Python - Compute Local Minimum In Array Using Prefix Sums

Question

I'm trying to solve the Min Avg Two Slice question from Codility.

I came up with the following code:

def solution(S, P, Q):
    weights = {'A': 1, 'C': 2, 'G': 3, 'T': 4}
    retVal = []
    for i in range(0, len(P)): 
        if P[i] == Q[i]: 
            retVal.append(weights[S[P[i]]])
        else: 
            retVal.append(local_min(S, weights, P[i], Q[i]))
    return retVal

minimums = {}
def local_min(S, weights, start, end):
    minVal = weights[S[start]]
    for i in range(start,end+1):
        val = weights[S[i]]
        if val == 1: 
            minimums[i] = 1
            return 1
        if val < minVal: 
            minVal = val
        minimums[i] = minVal
    return minVal

This works fine in terms of correctness, however it has a time complexity of O(n*m) since I'm re-computing the local_min every time and not reusing any results.

I'm trying to use the prefix_sums algorithm here to compute local mins or somehow memoize the computed min values using the minimums object and reuse them in subsequent calls to local_min.
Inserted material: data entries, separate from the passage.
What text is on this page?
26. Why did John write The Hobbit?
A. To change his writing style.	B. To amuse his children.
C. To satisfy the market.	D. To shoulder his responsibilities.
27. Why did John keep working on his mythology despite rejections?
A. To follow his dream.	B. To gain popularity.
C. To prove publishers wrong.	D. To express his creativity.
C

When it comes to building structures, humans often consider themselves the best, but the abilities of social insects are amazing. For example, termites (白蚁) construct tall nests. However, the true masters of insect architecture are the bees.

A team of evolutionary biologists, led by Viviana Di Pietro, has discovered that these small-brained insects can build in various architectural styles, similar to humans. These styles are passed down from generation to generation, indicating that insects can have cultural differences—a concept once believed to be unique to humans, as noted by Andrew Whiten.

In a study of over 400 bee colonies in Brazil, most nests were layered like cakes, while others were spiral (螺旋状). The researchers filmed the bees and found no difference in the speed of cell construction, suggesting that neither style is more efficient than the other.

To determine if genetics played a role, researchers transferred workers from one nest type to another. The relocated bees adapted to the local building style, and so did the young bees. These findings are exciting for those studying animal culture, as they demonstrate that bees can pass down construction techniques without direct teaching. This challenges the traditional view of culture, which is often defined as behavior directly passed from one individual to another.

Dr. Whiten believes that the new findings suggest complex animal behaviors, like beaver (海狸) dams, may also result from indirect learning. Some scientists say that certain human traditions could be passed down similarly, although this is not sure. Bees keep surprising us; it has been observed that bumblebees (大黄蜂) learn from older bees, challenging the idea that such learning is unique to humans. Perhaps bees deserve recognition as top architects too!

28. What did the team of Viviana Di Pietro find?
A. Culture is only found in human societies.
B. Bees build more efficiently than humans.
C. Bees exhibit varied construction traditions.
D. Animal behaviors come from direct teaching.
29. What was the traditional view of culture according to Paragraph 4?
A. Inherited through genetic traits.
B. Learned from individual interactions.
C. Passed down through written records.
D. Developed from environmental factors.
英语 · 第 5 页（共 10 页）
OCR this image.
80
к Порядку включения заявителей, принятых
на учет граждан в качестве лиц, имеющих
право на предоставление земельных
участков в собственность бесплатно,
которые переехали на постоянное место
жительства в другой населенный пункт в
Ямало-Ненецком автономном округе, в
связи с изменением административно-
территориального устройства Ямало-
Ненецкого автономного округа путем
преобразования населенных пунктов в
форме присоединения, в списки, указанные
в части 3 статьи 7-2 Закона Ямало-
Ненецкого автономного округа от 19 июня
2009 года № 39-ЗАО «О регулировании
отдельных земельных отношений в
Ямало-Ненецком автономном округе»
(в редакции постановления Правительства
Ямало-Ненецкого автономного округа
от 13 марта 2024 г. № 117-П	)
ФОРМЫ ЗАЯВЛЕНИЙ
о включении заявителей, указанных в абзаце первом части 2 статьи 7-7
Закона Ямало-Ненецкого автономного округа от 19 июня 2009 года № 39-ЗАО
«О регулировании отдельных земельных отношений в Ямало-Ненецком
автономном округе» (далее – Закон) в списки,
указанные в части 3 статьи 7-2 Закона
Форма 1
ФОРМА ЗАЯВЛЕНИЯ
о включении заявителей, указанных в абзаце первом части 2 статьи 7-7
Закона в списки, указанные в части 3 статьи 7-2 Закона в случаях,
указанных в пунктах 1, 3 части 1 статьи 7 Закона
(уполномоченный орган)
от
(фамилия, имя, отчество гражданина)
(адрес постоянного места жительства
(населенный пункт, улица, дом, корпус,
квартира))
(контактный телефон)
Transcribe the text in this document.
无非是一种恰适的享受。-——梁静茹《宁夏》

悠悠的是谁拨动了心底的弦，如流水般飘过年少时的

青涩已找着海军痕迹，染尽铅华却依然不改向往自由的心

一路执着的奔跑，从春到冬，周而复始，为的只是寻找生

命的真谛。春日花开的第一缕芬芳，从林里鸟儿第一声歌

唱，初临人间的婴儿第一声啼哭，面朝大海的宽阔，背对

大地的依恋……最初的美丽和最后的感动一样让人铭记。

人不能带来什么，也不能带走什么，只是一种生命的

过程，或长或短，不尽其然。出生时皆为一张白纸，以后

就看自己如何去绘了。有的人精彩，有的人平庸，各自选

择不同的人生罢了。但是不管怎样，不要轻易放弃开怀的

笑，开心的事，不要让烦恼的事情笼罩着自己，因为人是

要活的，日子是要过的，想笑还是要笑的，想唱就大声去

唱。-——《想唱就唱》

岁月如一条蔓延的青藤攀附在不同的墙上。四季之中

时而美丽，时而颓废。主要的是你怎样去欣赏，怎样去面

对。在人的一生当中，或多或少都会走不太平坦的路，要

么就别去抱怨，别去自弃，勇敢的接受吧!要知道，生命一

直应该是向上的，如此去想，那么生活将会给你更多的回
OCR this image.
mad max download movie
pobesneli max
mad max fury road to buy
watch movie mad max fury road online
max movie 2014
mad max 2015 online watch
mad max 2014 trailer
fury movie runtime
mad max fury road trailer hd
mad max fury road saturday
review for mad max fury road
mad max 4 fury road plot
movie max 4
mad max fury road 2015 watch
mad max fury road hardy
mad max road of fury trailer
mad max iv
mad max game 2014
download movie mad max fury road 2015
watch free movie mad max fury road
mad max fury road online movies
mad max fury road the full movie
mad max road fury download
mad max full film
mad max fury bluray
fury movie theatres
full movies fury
The problem I'm running into is this - lets say we have the following array:

[1, 13, 2, 8, 20, 5]

We could compute an array of smallest values seen up to this point as follows:

For range 0, 6 it would simply be:

[1,1,1,1,1,1]

For 1,6 it would be:

[13, 2, 2, 2, 2]

For 2,6:

[2, 2, 2, 2]

And finally:

[8, 8, 8] and [20, 5]

I'm struggling to see how to adapt this approach to compute the smallest value in a given range and reduce the time complexity of my solution.

EDIT:

I came up with the following solution which achieves 100% on Codility in terms of correctness and performance and achieves a time complexity of O(n+m):

def solution(S, P, Q):
    weights = {'A': 1, 'C': 2, 'G': 3, 'T': 4}
    retVal = []
    for i in range(0, len(P)): 
        if P[i] == Q[i]: 
            retVal.append(weights[S[P[i]]])
        else: 
            if 'A' in S[P[i]:Q[i] + 1]: 
                retVal.append(1)
            elif 'C' in S[P[i]:Q[i] + 1]: 
                retVal.append(2)
            elif 'G' in S[P[i]:Q[i] + 1]: 
                retVal.append(3)
            else: 
                retVal.append(4)
    return retVal

I'm still a bit confused by this though - my assumption would be the in operation would take O(n) where n is the length of S so the overall complexity should be O(n * m) where m is the length of P and Q - could anyone explain why the complexity is in fact O(n + m)

Answer 1

The hard part of this problem is proving that there's an easy solution.

In particular, you can prove that you only need to look for slices of length 2 or 3.

Proof: Imagine that there is a slice of length >=4 that has the smallest possible average. We can divide it into two slices -- one consisting of the first 2 elements, and one consisting of the remainder. Neither part can have a smaller average than the whole, since the whole has the smallest possible average, and so both parts must have the same average as the whole, so those initial 2 elements are a valid result that starts at the same place.

So just iterate through the start positions and test all slices of length 2 or 3, and remember the first one with the smallest average.